Sweden to appoint 'special envoy' to Israel-Palestine peace process
Sweden will appoint a full-time diplomat to the Israel-Palestine peace process, foreign minister Margot Wallstrom announced on Wednesday.
The special envoy is to establish contacts and represent Sweden in international talks about the conflict.
"This year marks 50 years of the occupation of Palestine. Sweden continues to work for a resolution of the Israeli-Palestinian conflict and will appoint a special envoy," Wallstrom said during the presentation of her foreign policy vision in parliament.
"When I visited Palestine in December it was noticeable that hope can turn to despair, and this features heavily in the consultations that Sweden is holding with almost 150 Israeli and Palestinian civil society organizations," she added.
In addition to being an early country to recognise Palestine as a state, Sweden has welcomed a Palestinian embassy - the first in Western Europe.
Israeli officials have criticised Wallstrom after she called for a probe into the "extrajudicial executions" of Palestinians over the past few months, the death toll of which has now reached 130 since November.

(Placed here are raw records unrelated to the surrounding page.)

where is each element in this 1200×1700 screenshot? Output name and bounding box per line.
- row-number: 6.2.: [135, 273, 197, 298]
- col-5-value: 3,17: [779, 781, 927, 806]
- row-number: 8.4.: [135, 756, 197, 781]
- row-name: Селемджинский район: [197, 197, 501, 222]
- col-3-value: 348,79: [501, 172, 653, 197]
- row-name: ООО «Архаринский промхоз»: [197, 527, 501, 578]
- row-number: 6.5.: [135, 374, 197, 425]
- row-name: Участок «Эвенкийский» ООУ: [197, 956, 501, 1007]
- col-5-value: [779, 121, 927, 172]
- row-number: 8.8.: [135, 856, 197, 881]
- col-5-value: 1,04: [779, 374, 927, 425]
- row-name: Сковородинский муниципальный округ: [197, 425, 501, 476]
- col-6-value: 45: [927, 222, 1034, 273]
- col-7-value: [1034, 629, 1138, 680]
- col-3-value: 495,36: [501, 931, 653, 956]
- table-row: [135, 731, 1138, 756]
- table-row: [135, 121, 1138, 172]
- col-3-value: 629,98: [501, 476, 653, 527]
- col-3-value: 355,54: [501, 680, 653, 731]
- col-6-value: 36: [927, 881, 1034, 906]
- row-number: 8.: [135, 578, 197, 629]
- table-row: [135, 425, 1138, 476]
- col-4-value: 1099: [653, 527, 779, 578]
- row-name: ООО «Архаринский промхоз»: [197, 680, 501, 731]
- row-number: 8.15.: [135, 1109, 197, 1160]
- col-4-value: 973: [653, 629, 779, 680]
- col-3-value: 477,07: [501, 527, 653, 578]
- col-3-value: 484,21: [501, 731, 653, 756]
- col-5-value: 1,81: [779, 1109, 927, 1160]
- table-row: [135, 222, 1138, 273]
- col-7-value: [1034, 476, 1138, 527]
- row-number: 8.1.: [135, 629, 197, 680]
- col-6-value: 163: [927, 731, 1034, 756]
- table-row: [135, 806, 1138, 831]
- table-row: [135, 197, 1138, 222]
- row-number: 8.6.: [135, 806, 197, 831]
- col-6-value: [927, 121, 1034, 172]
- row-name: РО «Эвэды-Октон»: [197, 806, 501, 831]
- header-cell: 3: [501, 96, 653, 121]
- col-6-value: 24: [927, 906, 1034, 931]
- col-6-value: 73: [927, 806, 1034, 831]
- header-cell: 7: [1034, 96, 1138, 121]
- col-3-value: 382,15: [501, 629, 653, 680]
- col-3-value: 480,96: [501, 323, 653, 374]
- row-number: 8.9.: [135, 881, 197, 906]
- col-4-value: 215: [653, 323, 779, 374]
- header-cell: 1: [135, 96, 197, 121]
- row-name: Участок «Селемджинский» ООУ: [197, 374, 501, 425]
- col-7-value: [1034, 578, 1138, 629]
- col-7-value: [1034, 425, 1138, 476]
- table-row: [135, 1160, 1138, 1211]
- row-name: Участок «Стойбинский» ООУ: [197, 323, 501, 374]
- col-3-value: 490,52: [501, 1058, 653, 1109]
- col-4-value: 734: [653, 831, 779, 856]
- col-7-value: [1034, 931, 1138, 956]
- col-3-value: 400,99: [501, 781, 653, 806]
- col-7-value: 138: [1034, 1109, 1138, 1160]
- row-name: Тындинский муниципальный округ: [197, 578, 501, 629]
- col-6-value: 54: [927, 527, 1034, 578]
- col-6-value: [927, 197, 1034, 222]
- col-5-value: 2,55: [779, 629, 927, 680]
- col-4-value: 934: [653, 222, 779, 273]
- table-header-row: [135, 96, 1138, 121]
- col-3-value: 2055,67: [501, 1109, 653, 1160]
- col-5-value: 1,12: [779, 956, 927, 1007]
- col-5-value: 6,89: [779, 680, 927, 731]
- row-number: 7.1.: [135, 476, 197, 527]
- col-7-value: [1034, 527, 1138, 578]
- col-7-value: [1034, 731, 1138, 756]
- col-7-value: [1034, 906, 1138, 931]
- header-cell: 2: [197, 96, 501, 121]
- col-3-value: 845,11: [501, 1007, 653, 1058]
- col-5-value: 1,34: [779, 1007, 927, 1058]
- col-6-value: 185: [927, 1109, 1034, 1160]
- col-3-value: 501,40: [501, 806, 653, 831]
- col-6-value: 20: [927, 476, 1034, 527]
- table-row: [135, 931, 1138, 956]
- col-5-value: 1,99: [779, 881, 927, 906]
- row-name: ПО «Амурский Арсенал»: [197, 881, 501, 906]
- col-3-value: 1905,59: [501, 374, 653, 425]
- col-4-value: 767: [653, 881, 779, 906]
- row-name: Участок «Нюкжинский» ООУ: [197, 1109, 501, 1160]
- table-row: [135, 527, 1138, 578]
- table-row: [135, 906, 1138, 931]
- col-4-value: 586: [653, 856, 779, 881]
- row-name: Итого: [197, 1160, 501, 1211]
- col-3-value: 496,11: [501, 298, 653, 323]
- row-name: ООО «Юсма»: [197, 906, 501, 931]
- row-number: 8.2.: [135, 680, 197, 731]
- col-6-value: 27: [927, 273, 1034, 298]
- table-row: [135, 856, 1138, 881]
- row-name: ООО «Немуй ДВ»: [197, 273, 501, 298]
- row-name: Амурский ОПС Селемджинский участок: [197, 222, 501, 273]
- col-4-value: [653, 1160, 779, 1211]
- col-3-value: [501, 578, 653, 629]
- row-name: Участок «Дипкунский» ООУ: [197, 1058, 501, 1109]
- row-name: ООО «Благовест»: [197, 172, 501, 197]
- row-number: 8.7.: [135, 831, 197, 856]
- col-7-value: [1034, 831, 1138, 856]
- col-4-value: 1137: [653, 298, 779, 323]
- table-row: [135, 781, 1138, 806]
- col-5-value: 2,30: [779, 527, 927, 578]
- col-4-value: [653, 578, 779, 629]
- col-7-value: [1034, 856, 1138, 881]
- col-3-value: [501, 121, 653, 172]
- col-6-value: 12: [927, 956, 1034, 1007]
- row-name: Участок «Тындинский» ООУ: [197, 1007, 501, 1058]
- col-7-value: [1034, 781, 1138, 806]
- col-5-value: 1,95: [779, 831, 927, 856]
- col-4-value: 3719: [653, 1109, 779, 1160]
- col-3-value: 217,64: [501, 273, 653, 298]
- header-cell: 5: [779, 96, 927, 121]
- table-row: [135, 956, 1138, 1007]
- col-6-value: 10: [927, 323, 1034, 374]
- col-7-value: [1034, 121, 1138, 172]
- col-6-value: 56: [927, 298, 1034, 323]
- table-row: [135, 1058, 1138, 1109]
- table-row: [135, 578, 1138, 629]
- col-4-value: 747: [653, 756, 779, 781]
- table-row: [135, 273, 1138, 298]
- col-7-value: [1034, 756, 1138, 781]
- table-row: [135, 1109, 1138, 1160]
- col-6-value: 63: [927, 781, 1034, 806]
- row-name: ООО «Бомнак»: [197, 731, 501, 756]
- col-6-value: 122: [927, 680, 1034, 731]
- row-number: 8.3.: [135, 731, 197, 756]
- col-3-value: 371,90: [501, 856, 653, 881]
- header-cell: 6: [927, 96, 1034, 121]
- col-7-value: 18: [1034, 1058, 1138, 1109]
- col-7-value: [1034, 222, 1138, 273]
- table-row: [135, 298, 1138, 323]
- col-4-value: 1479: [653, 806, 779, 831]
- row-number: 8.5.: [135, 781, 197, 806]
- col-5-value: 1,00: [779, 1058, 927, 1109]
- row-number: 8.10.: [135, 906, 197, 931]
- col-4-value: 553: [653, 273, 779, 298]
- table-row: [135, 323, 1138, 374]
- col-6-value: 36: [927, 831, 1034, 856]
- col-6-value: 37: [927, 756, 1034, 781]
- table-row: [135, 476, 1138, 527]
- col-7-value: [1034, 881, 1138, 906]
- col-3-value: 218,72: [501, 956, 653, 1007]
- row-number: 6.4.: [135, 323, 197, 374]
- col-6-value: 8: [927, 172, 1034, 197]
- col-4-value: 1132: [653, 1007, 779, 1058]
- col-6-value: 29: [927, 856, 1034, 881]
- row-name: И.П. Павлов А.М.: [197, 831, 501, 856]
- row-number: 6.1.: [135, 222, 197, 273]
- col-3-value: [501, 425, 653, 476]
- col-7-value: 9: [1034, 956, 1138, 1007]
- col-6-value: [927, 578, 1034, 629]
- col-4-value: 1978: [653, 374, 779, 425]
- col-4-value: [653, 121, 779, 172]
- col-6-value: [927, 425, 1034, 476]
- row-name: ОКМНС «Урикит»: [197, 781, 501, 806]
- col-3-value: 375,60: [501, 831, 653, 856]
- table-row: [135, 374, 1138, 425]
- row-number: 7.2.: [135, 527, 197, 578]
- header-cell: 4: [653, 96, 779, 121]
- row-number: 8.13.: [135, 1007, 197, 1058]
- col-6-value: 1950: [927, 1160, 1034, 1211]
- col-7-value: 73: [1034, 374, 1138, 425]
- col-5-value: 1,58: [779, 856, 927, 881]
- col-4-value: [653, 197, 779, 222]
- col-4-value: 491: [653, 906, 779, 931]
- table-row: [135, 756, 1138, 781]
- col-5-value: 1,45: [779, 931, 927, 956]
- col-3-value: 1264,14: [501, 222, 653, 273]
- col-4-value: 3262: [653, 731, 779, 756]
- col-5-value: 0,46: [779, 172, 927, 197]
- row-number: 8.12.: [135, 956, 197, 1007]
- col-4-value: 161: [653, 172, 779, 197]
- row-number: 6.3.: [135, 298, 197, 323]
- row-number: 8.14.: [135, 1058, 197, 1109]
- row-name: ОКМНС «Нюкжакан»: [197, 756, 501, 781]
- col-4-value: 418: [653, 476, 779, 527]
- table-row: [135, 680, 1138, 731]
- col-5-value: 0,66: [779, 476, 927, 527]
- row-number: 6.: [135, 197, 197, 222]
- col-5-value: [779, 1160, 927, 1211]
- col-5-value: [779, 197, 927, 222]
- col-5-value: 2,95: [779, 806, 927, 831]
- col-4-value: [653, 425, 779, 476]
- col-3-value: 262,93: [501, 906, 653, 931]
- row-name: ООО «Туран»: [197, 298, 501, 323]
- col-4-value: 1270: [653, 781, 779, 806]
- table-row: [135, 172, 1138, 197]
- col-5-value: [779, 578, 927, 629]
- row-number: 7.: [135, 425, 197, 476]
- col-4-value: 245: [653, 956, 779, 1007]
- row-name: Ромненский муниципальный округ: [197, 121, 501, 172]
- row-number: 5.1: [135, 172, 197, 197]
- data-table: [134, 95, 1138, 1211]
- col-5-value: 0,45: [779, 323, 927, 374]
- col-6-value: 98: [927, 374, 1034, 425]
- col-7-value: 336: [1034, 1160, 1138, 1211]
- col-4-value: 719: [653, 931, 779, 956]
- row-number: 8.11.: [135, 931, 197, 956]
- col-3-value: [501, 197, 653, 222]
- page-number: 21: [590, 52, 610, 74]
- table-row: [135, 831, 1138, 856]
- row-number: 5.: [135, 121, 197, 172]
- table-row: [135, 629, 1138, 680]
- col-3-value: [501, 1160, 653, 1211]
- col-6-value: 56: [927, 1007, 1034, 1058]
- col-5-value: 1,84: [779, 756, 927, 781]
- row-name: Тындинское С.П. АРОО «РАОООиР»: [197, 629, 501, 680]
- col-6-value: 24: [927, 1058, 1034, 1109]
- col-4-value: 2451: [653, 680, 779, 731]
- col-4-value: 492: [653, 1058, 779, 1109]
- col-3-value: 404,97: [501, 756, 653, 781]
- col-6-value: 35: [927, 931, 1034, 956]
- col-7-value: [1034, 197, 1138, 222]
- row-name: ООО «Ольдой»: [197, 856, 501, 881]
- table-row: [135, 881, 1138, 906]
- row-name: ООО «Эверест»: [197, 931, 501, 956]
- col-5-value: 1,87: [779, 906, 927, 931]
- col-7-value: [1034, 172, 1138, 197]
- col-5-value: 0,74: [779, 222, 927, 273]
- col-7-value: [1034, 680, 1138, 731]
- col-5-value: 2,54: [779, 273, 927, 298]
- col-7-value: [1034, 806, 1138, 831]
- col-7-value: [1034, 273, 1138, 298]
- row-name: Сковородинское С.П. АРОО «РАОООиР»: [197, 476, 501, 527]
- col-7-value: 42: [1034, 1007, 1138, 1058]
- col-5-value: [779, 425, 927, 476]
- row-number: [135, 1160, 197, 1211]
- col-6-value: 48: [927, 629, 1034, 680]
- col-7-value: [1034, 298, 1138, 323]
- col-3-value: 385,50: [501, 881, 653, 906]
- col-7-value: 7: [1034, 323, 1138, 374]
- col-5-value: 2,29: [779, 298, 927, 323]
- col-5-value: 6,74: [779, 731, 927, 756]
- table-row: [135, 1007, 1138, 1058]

"It is vital that there are thorough, credible investigations into these deaths in order to clarify and bring about possible accountability," she said in January.
Israeli Prime Minister Benyamin Netanyahu said that Wallstrom's comments were "outrageous, immoral and stupid."
"People are defending themselves against assailants wielding knives who are about to stab them to death and they shoot the people, and that’s extrajudicial killings?" he told reporters at the time.
Shortly after her remarks, Swedish security authorities had to investigate death threats against her, after Zvi Zameret, a former government official, suggested she should meet the same end as Count Folke Bernadotte, a Swedish UN diplomat assassinated by a Zionist militia in 1948.
Wallstrom then had to cancel a visit to Tel Aviv for a seminar in honour of Raoul Wallenberg after Israeli officials refused to meet her, which meant she would have to come as a private citizen with no security precautions.